Hagrid didn't hesitate for a second. His bearded face split into a delighted grin.
"Course! Yeh makin' that tasty chicken an' mushroom stew? I got some mushrooms I picked in the Forbidden Forest in summer, dried 'em an' all, if yeh want…"
"No. Not for cooking," Leonardo cut in gently, stopping Hagrid before he could barrel off for the dried mushrooms. He gave a brief explanation instead.
Hagrid, satisfied, went into the coop and came back with a bright, lively rooster, scarlet comb proud and feathers glossy. He put it into a sturdy cage and handed it over.
Leonardo took the cage and turned back towards the castle.
Then Hagrid called after him, the cheer draining from his voice.
"Leonardo… Hogwarts ain't safe lately.

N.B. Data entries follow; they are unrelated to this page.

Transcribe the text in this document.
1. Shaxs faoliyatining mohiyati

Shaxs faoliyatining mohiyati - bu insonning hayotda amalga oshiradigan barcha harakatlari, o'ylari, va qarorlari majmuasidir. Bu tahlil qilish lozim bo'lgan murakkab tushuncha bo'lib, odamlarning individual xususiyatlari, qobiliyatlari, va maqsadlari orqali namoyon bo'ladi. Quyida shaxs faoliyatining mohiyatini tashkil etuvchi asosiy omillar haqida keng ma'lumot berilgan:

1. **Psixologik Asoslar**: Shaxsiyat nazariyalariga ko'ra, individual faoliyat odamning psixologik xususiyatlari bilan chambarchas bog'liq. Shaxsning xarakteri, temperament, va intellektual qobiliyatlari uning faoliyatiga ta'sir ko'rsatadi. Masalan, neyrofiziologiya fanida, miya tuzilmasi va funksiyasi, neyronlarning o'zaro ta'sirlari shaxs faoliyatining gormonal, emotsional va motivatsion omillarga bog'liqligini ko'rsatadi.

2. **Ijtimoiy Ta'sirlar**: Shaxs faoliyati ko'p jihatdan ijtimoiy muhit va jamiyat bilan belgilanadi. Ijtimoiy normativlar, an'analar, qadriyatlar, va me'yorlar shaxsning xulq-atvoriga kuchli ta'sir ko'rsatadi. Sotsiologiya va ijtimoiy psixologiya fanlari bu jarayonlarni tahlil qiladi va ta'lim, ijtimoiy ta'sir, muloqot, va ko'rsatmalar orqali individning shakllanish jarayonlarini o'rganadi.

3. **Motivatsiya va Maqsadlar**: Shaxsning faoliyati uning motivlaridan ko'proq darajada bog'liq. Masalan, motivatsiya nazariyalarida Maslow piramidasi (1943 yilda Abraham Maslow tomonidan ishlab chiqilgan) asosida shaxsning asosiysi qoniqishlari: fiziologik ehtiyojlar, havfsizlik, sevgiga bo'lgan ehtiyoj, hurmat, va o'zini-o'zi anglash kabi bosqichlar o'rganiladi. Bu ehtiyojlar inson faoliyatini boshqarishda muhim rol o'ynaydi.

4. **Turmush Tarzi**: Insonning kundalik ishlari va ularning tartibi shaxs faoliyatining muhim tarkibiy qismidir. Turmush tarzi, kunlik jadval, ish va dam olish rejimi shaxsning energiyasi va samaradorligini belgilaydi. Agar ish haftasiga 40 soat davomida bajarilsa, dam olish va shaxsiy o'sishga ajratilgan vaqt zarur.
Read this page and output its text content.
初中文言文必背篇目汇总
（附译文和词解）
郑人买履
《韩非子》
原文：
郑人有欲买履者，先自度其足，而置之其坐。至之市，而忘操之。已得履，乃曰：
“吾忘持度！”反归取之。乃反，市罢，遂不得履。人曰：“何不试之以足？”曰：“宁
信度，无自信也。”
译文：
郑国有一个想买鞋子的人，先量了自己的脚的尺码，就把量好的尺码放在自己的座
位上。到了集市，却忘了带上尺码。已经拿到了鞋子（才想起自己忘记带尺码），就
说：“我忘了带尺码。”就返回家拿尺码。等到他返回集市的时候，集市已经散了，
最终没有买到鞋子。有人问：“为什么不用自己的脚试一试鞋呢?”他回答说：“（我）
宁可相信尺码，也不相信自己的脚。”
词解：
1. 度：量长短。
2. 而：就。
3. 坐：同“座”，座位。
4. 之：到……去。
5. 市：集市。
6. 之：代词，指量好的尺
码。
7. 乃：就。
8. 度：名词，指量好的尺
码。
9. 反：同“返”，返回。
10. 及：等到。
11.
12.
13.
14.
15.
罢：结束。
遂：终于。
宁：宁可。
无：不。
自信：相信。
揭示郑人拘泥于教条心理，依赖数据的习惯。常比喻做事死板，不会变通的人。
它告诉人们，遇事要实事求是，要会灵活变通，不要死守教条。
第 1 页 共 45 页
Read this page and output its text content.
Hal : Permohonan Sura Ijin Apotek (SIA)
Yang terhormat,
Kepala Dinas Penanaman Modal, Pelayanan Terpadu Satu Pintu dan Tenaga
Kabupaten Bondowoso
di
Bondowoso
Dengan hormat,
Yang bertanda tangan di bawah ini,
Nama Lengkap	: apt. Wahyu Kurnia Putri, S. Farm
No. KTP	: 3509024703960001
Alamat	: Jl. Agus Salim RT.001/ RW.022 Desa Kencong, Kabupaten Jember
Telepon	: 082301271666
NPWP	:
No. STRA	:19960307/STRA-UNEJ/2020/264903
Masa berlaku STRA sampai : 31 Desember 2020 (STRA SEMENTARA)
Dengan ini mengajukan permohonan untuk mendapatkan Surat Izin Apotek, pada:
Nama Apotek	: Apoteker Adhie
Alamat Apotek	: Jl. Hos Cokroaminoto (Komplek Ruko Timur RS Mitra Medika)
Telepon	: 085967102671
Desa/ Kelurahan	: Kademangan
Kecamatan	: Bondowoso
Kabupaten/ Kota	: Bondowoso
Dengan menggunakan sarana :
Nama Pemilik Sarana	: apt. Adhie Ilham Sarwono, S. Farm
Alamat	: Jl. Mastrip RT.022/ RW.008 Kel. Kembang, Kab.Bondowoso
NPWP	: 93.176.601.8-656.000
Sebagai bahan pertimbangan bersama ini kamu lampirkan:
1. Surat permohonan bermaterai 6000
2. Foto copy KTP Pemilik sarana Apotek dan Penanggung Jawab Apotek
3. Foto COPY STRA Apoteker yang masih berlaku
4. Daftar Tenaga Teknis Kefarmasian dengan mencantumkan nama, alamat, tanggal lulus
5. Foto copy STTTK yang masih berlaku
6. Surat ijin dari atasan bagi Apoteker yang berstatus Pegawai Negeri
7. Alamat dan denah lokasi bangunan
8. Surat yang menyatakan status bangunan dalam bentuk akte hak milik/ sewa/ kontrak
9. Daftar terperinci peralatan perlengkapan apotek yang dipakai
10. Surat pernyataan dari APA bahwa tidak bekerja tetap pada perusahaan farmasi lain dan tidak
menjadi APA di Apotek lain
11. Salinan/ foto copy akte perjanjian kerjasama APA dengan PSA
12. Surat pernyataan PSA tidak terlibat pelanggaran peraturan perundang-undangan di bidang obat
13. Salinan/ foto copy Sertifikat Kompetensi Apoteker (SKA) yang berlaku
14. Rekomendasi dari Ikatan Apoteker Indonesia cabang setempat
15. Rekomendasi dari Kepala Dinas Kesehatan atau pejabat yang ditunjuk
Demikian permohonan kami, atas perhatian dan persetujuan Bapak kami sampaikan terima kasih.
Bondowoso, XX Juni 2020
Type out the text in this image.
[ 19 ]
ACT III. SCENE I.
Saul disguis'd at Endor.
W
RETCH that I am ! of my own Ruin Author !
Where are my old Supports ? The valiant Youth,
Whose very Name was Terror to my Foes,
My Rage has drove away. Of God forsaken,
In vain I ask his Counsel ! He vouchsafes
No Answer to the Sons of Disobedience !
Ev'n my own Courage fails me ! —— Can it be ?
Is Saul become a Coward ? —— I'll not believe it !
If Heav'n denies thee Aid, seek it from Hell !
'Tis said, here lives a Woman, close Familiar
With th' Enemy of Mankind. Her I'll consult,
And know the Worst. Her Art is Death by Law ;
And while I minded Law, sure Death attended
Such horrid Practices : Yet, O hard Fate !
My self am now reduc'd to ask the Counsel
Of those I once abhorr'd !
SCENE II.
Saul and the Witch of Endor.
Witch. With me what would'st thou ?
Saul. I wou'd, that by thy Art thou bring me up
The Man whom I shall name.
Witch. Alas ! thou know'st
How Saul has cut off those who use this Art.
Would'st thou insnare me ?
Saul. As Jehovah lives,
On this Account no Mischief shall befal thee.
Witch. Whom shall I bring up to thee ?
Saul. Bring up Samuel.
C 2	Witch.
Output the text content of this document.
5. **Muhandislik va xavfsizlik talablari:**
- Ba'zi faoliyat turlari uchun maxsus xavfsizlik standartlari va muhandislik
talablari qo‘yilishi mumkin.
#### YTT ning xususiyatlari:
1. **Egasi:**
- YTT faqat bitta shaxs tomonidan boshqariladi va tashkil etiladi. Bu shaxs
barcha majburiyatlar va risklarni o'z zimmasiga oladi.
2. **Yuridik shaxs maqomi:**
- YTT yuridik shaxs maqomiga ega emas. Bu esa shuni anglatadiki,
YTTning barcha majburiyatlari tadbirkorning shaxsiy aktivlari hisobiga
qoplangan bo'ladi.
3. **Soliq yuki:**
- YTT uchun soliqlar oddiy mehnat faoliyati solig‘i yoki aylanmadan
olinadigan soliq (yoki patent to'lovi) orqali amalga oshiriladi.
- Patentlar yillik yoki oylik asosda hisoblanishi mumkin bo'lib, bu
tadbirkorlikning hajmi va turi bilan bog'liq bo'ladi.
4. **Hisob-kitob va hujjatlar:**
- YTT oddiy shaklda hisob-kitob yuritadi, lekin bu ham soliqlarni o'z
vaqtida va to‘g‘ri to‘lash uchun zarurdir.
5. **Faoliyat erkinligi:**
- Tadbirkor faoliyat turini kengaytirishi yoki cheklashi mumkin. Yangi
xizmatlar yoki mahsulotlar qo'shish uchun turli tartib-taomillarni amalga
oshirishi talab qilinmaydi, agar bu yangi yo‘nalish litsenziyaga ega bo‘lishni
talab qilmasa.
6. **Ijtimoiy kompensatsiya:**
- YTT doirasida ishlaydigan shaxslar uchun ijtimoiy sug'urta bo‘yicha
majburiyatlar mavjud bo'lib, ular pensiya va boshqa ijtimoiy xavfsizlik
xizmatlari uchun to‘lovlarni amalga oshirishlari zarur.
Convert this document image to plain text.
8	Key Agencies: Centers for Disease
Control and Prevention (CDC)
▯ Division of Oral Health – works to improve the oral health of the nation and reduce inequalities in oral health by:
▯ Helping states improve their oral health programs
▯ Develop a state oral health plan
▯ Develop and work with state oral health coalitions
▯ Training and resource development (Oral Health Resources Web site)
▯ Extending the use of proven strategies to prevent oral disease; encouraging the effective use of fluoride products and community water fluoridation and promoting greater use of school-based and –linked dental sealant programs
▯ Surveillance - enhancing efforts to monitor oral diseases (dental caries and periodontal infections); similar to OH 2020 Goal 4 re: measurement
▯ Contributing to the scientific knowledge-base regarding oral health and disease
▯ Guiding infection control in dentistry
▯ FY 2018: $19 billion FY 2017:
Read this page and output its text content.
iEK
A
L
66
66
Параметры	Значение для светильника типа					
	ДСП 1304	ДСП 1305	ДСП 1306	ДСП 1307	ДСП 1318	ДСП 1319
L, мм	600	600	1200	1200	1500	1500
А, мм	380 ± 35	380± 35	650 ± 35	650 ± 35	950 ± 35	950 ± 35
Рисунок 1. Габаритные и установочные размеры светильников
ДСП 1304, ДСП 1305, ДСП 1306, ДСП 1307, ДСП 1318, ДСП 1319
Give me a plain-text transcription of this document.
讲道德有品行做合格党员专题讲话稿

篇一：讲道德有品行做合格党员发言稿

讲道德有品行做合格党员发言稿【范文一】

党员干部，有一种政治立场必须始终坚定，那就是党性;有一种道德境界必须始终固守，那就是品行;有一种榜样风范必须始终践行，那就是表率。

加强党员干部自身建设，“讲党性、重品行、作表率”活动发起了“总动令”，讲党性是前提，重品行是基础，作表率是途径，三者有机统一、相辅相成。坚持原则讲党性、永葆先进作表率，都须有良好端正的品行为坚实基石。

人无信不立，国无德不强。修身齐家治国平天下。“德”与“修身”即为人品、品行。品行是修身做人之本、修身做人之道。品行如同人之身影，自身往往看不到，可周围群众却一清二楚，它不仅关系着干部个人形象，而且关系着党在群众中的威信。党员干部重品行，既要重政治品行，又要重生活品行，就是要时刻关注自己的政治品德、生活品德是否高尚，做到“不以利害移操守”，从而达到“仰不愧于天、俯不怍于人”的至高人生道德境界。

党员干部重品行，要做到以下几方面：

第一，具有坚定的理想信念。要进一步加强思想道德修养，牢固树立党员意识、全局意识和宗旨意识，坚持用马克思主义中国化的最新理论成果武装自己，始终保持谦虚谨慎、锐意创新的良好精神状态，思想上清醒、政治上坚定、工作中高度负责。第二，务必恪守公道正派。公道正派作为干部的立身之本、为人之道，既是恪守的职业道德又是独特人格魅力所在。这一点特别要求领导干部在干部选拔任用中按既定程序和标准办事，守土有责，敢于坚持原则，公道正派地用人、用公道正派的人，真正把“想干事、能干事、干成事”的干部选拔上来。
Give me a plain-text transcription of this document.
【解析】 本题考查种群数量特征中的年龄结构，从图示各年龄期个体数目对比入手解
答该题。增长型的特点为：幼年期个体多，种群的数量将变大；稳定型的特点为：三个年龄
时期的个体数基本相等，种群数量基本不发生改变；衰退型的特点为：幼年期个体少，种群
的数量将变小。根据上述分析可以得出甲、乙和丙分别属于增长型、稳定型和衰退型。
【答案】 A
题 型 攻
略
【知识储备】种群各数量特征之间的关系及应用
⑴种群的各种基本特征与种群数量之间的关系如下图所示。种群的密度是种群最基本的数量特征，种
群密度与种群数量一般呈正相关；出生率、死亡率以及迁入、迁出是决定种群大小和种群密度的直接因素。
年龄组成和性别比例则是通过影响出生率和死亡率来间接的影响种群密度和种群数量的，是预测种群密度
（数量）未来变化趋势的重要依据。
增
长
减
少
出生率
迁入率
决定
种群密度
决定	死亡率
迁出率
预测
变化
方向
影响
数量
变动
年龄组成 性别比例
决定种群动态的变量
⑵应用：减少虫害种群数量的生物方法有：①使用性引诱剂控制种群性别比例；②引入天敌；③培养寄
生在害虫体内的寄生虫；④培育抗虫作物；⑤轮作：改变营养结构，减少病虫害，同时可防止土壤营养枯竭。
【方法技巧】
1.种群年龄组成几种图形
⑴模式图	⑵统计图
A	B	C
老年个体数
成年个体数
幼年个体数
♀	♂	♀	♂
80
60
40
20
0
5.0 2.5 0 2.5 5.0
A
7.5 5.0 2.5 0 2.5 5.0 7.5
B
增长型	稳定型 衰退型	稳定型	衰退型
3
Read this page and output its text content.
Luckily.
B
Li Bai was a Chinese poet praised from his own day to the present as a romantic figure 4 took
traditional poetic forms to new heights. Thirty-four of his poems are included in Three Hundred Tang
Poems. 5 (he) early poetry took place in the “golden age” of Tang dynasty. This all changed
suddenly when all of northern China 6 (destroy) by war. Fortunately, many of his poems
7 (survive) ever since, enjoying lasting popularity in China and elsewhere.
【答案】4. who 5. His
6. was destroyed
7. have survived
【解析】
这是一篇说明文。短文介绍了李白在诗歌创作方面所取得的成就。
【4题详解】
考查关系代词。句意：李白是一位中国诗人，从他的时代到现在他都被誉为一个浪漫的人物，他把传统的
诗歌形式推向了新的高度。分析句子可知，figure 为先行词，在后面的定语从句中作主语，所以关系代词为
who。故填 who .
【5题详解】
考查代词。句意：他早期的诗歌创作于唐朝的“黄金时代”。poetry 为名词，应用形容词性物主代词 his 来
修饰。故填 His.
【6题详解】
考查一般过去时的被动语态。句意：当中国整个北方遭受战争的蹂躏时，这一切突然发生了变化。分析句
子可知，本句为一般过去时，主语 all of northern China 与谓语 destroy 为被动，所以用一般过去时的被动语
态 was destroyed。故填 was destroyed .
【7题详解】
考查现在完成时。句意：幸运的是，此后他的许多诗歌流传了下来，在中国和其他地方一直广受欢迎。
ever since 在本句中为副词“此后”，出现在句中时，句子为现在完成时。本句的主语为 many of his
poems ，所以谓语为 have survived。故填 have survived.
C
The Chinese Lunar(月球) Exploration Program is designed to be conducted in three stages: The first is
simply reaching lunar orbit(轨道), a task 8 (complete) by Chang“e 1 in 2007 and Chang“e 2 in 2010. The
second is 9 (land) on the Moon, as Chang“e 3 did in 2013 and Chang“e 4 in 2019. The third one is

That Chamber, the Chamber… it opened fifty years ago."
He rubbed his big hands together, restless and uncertain, as if weighing whether he should say more.
"It really… really can kill. But this time, it's petrifications, an' I don' know if it's the same as back then."
Leonardo caught the fear and confusion in Hagrid's eyes. Hagrid had been blamed once before. He knew what the Chamber meant, and he knew how ugly it could get.
Leonardo lifted the cage slightly, steadying it as the rooster shifted inside, and spoke with quiet reassurance.
"It's all right, Hagrid," Leonardo said quietly. "The truth will come out."
He stepped into the wind and snow, heading for the castle.
From within the cage, the rooster let out a crisp, clear crow.